When we see that a building — or any other public edifice, for instance a park or garden — has been named for a person whom we find in some way immoral, an appropriate first response is simple curiosity. Did the people who honored this guy by plastering his name on something public know of his evil actions and offensive beliefs? Did they share those beliefs? Did they approve of those actions? Did they, perhaps, not really approve but also not really care all that much?
Also: What positive reasons were there for choosing that name? Sometimes it’s obvious, as when donors want their own names plastered on the buildings they paid for. Sometimes we don’t have ready access to records that would let us know. Why, when Edward Harkness gave Yale a pile of money to build residential colleges, did they decide to name one of them after John C. Calhoun, a passionate defender of slavery? Possibly the thinking went no further than this: that Calhoun was a Yale graduate who went on to become a famously powerful and influential Senator and a Vice-President of the United States. There could have been few better-known graduates of the university.
And Calhoun, when Calhoun College opened in 1933 and for decades afterwards, was widely believed to be a great American. Indeed, in 1957 a committee overseen by a young senator named John F. Kennedy named Calhoun one of the five greatest Senators. So even after Brown vs. Board of Education and at the outset of the Civil Rights era, few people of influence in American government thought Calhoun’s pro-slavery commitments were sufficiently troublesome to prevent him from being honored as one of the greatest of Senators. Perhaps they thought, Ah well, people didn’t really know better in those days.
But here I think we need to make a vital distinction: between those who held what we now believe to be a profoundly mistaken view, or tolerated such a view, simply because it was common in their time, and those who were the architects of and advocates for such a view. The general forgiveness of society has been extended to millions of members of the Soviet Communist Party, and the Nazi Party, but the places once named for Adolf Hitler have had their names changed, as have Stalingrad and Leningrad.
Similarly, I have argued against those who would excuse Margaret Sanger as merely a creature of her time: “Sanger did not just ‘hold eugenicist ideas’; she was one of our nation’s most passionate and widely-respected advocates for those ideas…. It was this ceaseless, tireless, and very successful advocacy for some very nasty beliefs and practices that sets Sanger apart from others who happened to ‘hold eugenicist ideas.’”

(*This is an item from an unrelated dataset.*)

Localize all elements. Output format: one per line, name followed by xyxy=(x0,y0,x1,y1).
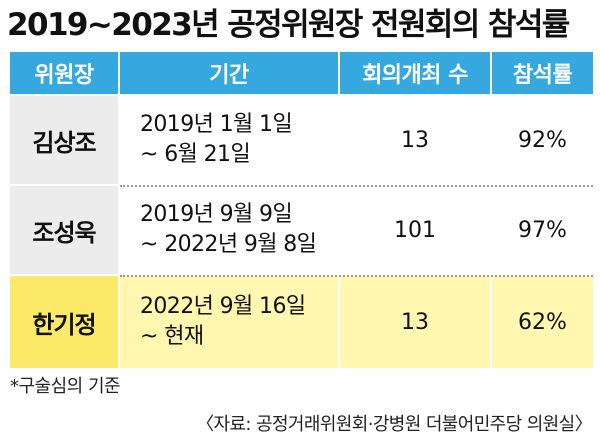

If I were to apply this same logic to John C. Calhoun, I don’t think he would come off very well. Calhoun did not merely accept slavery, he was the single most passionate and influential advocate for slavery in his era. He believed that slavery is a “positive good”, railed against “the fell spirit of abolition,” and called those who believe that slavery is sinful “this fanatical portion of society” who wish to perform their insidious “operations” on “the ignorant, the weak, the young, and the thoughtless.”
I would be appalled at the naming of a college for Margaret Sanger. I don’t see how I can hold that view and accept the naming of one after John C. Calhoun. And if I were to agree that it’s just fine to have a college named after Calhoun, I’m not sure what I would say to a Russian who once more wanted a city named for Lenin. How bad does a social system have to be before its chief celebrants are deemed unworthy to have buildings named for them?